As no meeting subject has been set, suggestions are welcome. Drawings for door prizes and the plant swap will be held at the end of the meeting and both are limited to DFW-APC members. Please bring drinks or a snack to share and be sure to sign in when you arrive as the numbered signature sheet will be used to award door prizes.
DFW-APC members will receive an email with meeting details including the address.
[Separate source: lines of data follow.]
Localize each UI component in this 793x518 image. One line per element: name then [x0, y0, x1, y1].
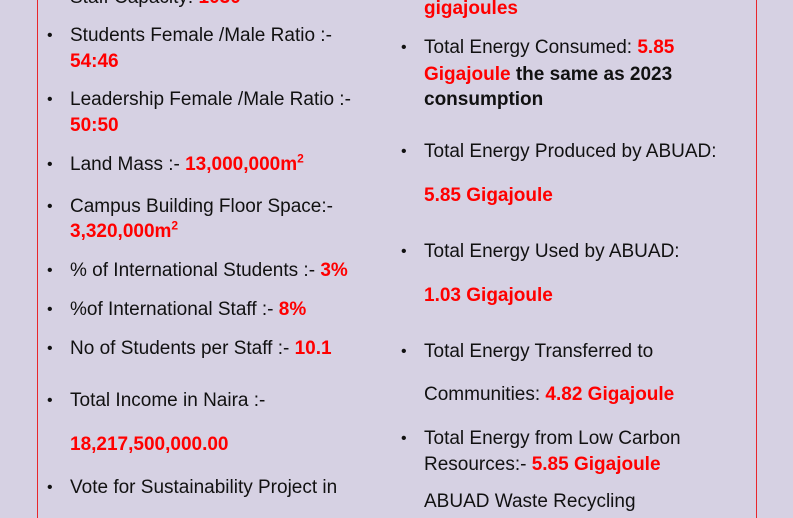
transferred-value: Communities: 4.82 Gigajoule — [424, 384, 675, 405]
bullet: • — [47, 392, 53, 409]
intl-staff: %of International Staff :- 8% — [70, 299, 307, 320]
transferred-label: Total Energy Transferred to — [424, 341, 654, 362]
floor-space-label: Campus Building Floor Space:- — [70, 196, 333, 217]
land-mass: Land Mass :- 13,000,000m2 — [70, 151, 304, 175]
intl-students: % of International Students :- 3% — [70, 260, 348, 281]
consumed-line3: consumption — [424, 89, 544, 110]
used-label: Total Energy Used by ABUAD: — [424, 241, 680, 262]
total-income-label: Total Income in Naira :- — [70, 390, 266, 411]
low-carbon-label: Total Energy from Low Carbon — [424, 428, 681, 449]
bullet: • — [47, 340, 53, 357]
bullet: • — [47, 262, 53, 279]
bullet: • — [47, 198, 53, 215]
bullet: • — [47, 301, 53, 318]
students-ratio-value: 54:46 — [70, 51, 119, 72]
bullet: • — [47, 27, 53, 44]
consumed-line1: Total Energy Consumed: 5.85 — [424, 37, 675, 58]
leadership-ratio-value: 50:50 — [70, 115, 119, 136]
produced-value: 5.85 Gigajoule — [424, 185, 553, 206]
leadership-ratio-label: Leadership Female /Male Ratio :- — [70, 89, 351, 110]
staff-capacity: Staff Capacity: 1030 — [70, 0, 241, 10]
bullet: • — [401, 243, 407, 260]
produced-label: Total Energy Produced by ABUAD: — [424, 141, 717, 162]
bullet: • — [47, 91, 53, 108]
consumed-line2: Gigajoule the same as 2023 — [424, 64, 673, 85]
students-ratio-label: Students Female /Male Ratio :- — [70, 25, 332, 46]
slide-border — [37, 0, 757, 518]
total-income-value: 18,217,500,000.00 — [70, 434, 229, 455]
bullet: • — [401, 143, 407, 160]
bullet: • — [47, 479, 53, 496]
bullet: • — [401, 430, 407, 447]
bullet: • — [401, 39, 407, 56]
used-value: 1.03 Gigajoule — [424, 285, 553, 306]
students-per-staff: No of Students per Staff :- 10.1 — [70, 338, 332, 359]
low-carbon-value: Resources:- 5.85 Gigajoule — [424, 454, 661, 475]
waste-label: ABUAD Waste Recycling — [424, 491, 636, 512]
floor-space-value: 3,320,000m2 — [70, 218, 179, 242]
bullet: • — [401, 343, 407, 360]
bullet: • — [47, 156, 53, 173]
prev-value: gigajoules — [424, 0, 518, 19]
vote-label: Vote for Sustainability Project in — [70, 477, 338, 498]
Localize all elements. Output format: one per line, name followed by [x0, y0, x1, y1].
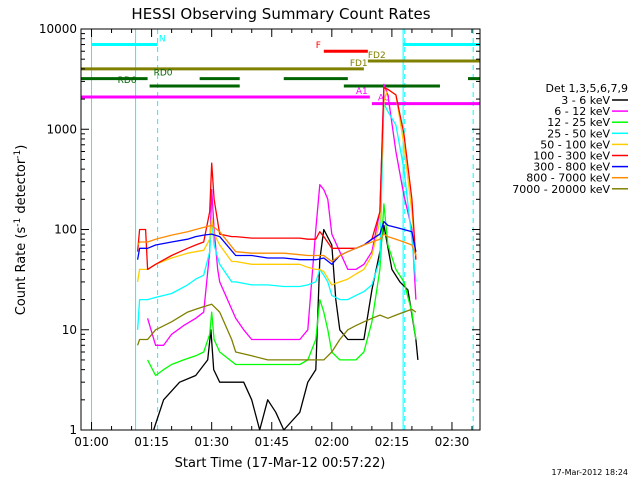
flag-label-fd1: FD1 — [350, 59, 368, 69]
flag-label-rd6: RD6 — [118, 76, 137, 86]
x-tick-label: 01:45 — [254, 435, 289, 449]
chart-title: HESSI Observing Summary Count Rates — [131, 5, 430, 23]
series-100-300-kev — [136, 86, 417, 271]
legend-label-300-800-kev: 300 - 800 keV — [533, 161, 610, 174]
legend-label-12-25-kev: 12 - 25 keV — [547, 116, 610, 129]
legend-label-3-6-kev: 3 - 6 keV — [561, 94, 610, 107]
series-lines — [136, 83, 419, 431]
footer-timestamp: 17-Mar-2012 18:24 — [552, 468, 629, 477]
x-axis-ticks: 01:00 01:15 01:30 01:45 02:00 02:15 02:30 — [74, 29, 473, 449]
x-tick-label: 01:00 — [74, 435, 109, 449]
flag-label-n: N — [159, 35, 166, 45]
series-300-800-kev — [136, 220, 417, 265]
flag-label-f: F — [316, 41, 321, 51]
x-tick-label: 01:30 — [194, 435, 229, 449]
legend-label-100-300-kev: 100 - 300 keV — [533, 150, 610, 163]
x-tick-label: 02:15 — [375, 435, 410, 449]
y-tick-label: 1 — [69, 423, 77, 437]
y-tick-label: 1000 — [46, 122, 77, 136]
flag-label-a1: A1 — [356, 87, 368, 97]
legend-label-800-7000-kev: 800 - 7000 keV — [526, 172, 610, 185]
y-axis-ticks: 1 10 100 1000 10000 — [39, 22, 480, 437]
series-7000-20000-kev — [136, 303, 417, 361]
series-800-7000-kev — [137, 224, 417, 263]
y-tick-label: 10 — [62, 323, 77, 337]
y-tick-label: 10000 — [39, 22, 77, 36]
y-tick-label: 100 — [54, 223, 77, 237]
legend-label-6-12-kev: 6 - 12 keV — [554, 105, 610, 118]
x-axis-label: Start Time (17-Mar-12 00:57:22) — [175, 456, 386, 471]
legend-label-25-50-kev: 25 - 50 keV — [547, 127, 610, 140]
flag-label-rd0: RD0 — [154, 69, 173, 79]
x-tick-label: 02:00 — [315, 435, 350, 449]
legend-label-7000-20000-kev: 7000 - 20000 keV — [512, 183, 610, 196]
legend-header: Det 1,3,5,6,7,9 — [545, 82, 628, 95]
y-axis-label: Count Rate (s-1 detector-1) — [13, 145, 29, 316]
flag-label-fd2: FD2 — [368, 51, 386, 61]
x-tick-label: 01:15 — [134, 435, 169, 449]
x-tick-label: 02:30 — [435, 435, 470, 449]
legend-label-50-100-kev: 50 - 100 keV — [540, 138, 610, 151]
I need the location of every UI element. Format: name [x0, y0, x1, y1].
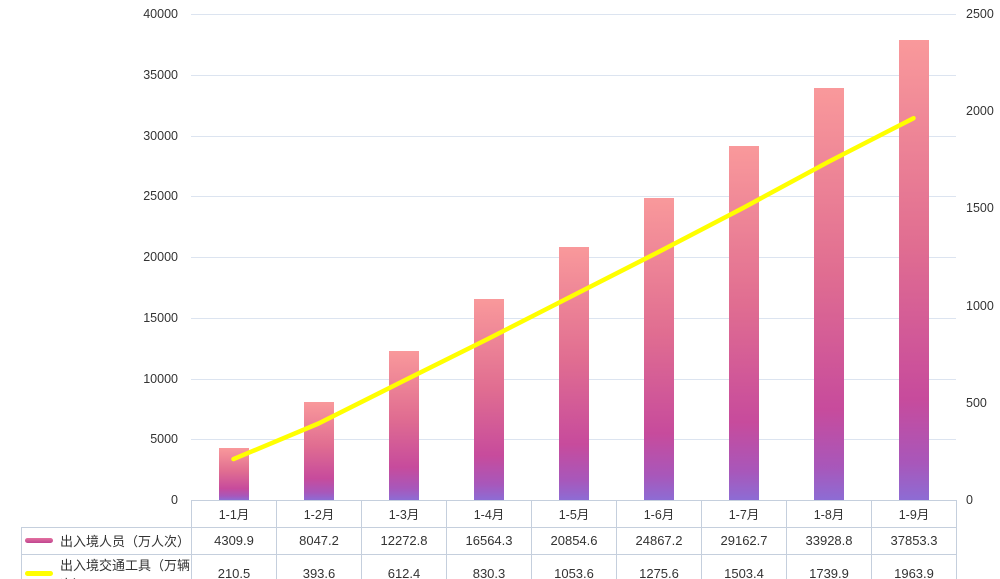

For others wishing to attend please send a PM request to Crownman or bsboust via dfwfishbox or dfwapc for the address.

Brad Boustead (bsboust)
Secretary DFW Aquatic Plant Club


----------



## fishyjoe24 (May 18, 2010)

I'll be bring some mon. carlo fore ground, rotala , and some java,and african fern.


----------



## CrownMan (Sep 12, 2005)

I have a couple of Red Wag Sword Trios (one male and two females) I can bring and some Endlers if anyone would like them. I have some young platinum mollies and marble mollies that are too young to sex yet that I can bring as well.

Also I will be bringing a collection of plants from my 40 gallon breeder which includes a number of mid size crypts, bacopa and one or two different types of Bucephalandra.


----------



## MacFan (Jul 30, 2006)

Anyone have any shrimp they want to sell? I had a nice cherry colony but lost it fighting Ich. My Amano shrimp are happy, but that's it. I bought 10 blue shrimp a while ago, but while I saw one some time after adding them, they're small and I can't tell if they're still alive, reproducing, etc. I do have a small tank I may setup as a shrimp tank and breed them there first. I'm probably not up for Crystal shrimp at present, even though I love them.


----------



## MacFan (Jul 30, 2006)

I renewed my membership at the meeting in May I think? but haven't received any emails from the club, so I'm not sure if I've been added to the mailing list or not.


----------



## stmarshall (Jan 24, 2012)

i will say one thing about this past meeting. or a meeting with n topic I learned a whole lot about stuff. I thank the host for his place and loved the dogs and all who came. Can't wait until our next meeting.


----------



## MacFan (Jul 30, 2006)

At the meeting, some people mentioned a desire for clear acrylic LED light mounts. Where can I learn more about what is required for those? If there is a market for it, we can probably develop a solution.


----------



## CrownMan (Sep 12, 2005)

MacFan, the LED light extensions that Brad were talking about are on the www.elevateshrimp.com website. They make and sell a variety of what looks like 3D printer made objects such as moss walls, water bucket hose guides and Finnex light extenders, etc. A lot of club members have the finnex lights on their tanks. Brad has at least 1 pair of them and the next meeting in September is at his home.


----------